The following season was significantly less successful, finishing seventh in the league despite the star power of marquee Filip Hološko, and Serbian playmaker Miloš Ninković. However, Arnold coached the Sky Blues through a tough Asian Champions League group, finishing first and defeating defending champions Guangzhou Evergrande 2–1 at Allianz. Sydney progressed to the knockout stages for the first time, losing on away goals to Chinese side Shandong Luneng with Hao Junmin scoring a 90th minute equaliser to finish the Sky Blues continental hopes.

Arnold reformed Sydney for the 2016–17 season, beginning with the signings of Socceroos centreback Alex Wilkinson,[73] and leftback Michael Zullo[74] both from Melbourne City. Joshua Brillante joined the Sky Blues on a three-year deal, keeping him at the Harbour City until 2019.[75] The goalkeeping ranks were soon bolstered by the signing of Danny Vukovic, the A-League's most capped player who also held a record A-League clean sheet tally. Bernie Ibini-Isei also rejoined the club on loan from Club Brugge KV, following a horrific leg injury. The biggest signing however was that of Brazilian striker Bobô on a one-year marquee deal,[76] rejoining his former Beşiktaş teammate Filip Holosko. The season started with a 4–0 win over rivals Western Sydney in the Sydney Derby with new striker Bobô scoring on debut. They went on a six-game winning streak from this, conceding on one goal. The club also reached the 2016 FFA Cup Final for the first time, losing to Melbourne City 1–0, in a highly controversial match.[77]

This did not affect the momentum however, with Arnold's men going 19 games unbeaten before losing to arch rivals Western Sydney Wanderers in the Sydney Derby. Despite this setback, Sydney FC marched on yet again, winning the Premier's Plate with four games to spare and breaking numerous A-League records, including: most competition points, most wins in a season, fewest goals conceded, most clean sheets and best goal difference.[78] Marquee striker Bobô ended the regular season as top scorer with 15 goals, narrowly missing Marc Janko's record of 16. The club qualified for the 2018 AFC Champions League after finishing first, which was their fourth Asian Champions League campaign.

They finished the season as double winners – winning the 2017 A-League Grand Final 4–2 (1–1 AET) on penalties against Melbourne Victory at their former home ground, Allianz Stadium. The winning penalty was scored by Johnny Warren Medallist Miloš Ninković who re-signed for a following year the next day,[79] before also being named player of the year for the third time at the club's awards night.[80]

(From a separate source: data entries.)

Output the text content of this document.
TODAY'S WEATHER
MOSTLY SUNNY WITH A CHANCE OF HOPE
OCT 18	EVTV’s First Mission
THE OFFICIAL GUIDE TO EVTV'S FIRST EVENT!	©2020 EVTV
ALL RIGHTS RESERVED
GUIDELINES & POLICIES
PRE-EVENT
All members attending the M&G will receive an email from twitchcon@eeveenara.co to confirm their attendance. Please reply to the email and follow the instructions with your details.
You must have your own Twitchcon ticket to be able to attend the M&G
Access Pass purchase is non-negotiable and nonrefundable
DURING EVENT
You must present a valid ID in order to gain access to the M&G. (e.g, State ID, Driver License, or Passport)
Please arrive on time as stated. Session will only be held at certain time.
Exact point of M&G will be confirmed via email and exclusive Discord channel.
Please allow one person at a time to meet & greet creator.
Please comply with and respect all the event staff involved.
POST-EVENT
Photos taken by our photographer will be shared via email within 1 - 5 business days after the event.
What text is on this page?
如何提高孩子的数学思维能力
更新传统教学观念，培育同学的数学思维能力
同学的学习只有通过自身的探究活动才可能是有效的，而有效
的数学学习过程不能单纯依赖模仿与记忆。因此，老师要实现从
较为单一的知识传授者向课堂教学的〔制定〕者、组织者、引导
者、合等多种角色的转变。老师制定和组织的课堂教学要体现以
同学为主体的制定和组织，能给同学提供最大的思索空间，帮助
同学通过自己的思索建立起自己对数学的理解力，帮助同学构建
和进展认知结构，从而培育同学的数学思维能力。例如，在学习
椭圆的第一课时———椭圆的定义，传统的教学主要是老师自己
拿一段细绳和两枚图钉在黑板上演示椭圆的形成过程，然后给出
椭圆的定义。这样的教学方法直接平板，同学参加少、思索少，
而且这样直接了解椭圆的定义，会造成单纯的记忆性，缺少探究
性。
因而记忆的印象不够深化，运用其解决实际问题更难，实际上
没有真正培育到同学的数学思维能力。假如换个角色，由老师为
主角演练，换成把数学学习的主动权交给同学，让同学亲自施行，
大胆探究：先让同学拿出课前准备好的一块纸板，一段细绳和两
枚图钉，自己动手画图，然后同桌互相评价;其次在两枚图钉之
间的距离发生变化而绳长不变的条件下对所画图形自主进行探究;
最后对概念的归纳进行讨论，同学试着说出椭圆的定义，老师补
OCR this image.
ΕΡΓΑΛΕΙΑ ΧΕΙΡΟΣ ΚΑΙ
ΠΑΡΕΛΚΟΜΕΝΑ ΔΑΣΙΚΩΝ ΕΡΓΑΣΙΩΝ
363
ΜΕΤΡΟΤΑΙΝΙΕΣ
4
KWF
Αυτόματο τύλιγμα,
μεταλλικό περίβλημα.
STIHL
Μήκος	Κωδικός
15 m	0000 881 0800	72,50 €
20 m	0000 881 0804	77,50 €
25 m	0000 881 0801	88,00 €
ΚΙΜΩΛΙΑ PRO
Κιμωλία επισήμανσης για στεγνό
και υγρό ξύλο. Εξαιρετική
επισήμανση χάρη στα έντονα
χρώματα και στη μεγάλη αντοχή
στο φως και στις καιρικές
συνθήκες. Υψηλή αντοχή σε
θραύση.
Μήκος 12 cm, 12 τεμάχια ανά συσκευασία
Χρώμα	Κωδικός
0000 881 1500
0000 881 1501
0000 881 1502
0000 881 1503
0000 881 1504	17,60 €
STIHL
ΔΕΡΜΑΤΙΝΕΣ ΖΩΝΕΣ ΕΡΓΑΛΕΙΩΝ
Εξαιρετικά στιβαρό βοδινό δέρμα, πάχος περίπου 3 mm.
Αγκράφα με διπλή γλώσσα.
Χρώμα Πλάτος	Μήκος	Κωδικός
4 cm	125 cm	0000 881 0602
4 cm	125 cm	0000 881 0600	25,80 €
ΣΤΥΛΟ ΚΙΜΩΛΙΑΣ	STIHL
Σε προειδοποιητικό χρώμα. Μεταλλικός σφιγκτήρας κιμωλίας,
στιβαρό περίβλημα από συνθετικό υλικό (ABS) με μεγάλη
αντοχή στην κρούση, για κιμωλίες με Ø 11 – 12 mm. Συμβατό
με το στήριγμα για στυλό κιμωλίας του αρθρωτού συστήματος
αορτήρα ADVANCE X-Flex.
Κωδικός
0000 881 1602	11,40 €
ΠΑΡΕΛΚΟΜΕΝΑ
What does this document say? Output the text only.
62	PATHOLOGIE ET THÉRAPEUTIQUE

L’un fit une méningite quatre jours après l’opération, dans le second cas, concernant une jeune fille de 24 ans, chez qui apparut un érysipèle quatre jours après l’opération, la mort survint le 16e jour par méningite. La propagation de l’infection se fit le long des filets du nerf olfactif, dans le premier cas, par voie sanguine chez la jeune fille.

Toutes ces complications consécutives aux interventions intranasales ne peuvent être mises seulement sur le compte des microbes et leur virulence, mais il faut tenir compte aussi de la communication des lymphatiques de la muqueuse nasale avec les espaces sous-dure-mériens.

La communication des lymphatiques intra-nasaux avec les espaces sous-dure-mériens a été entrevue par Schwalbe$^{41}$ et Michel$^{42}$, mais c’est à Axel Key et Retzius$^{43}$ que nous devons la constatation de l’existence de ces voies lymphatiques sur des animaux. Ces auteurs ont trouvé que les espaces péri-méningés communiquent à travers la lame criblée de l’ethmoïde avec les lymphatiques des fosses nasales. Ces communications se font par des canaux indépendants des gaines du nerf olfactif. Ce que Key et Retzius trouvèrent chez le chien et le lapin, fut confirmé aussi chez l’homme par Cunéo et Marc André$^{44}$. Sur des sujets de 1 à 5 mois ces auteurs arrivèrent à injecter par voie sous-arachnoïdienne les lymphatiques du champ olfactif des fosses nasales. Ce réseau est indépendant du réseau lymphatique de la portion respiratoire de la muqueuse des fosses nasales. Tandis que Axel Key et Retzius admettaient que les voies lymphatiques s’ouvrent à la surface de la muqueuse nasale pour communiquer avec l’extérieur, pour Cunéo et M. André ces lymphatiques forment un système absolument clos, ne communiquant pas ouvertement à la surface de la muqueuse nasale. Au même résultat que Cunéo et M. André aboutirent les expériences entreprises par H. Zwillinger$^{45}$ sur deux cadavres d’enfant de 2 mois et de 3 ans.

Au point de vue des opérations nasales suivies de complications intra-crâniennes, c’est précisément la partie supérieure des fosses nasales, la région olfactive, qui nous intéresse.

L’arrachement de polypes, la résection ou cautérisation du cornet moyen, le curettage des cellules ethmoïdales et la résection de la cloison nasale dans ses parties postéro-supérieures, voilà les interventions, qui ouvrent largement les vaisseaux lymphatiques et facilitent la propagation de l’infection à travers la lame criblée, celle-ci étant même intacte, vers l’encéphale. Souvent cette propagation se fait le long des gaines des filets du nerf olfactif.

The Sky Blues went on a successful FFA Cup run in 2017, starting with an 8–0 thumping of Northern Territory amateur side Darwin Rovers FC, with Bobô scoring a club record equalling 4 goals in the match. The following round they played NPL2 side Canterbury Bankstown FC, winning 3–0 in a fairly scrappy match, with goals from Carney, Bobô, and a debut goal from new signing Adrian Mierzejewski in injury time to put them through to the quarter finals. Sydney drew Melbourne City, marking the third battle between the two in the cup. An early goal from Jordy Buijs put Sydney up 1–0, before a second half goal from captain Alex Brosque sealed the win at Leichhardt Oval. In the semi-finals, they faced yet another Melbourne side, with a trip to Lakeside Stadium to play South Melbourne FC booked. The Sky Blues ran out 5–1 winners, with a brace from Bobô sealing their date with destiny in the 2017 FFA Cup Final to play Adelaide United FC. The final was played at Sydney Football Stadium, only the second time it had hosted an FFA Cup match. The Harbour City Originals opened the scoring on 20 minutes, as Milos Ninkovic latched onto a through ball, before sliding past a defender and poking a shot past goalkeeper Paul Izzo. The slender one-goal lead only had them in front until an equaliser by Nikola Mileusnic got Adelaide back into the game. The game was forced into extra time, before Bobô scored a header on 111 minutes to win the FFA Cup for Sydney FC.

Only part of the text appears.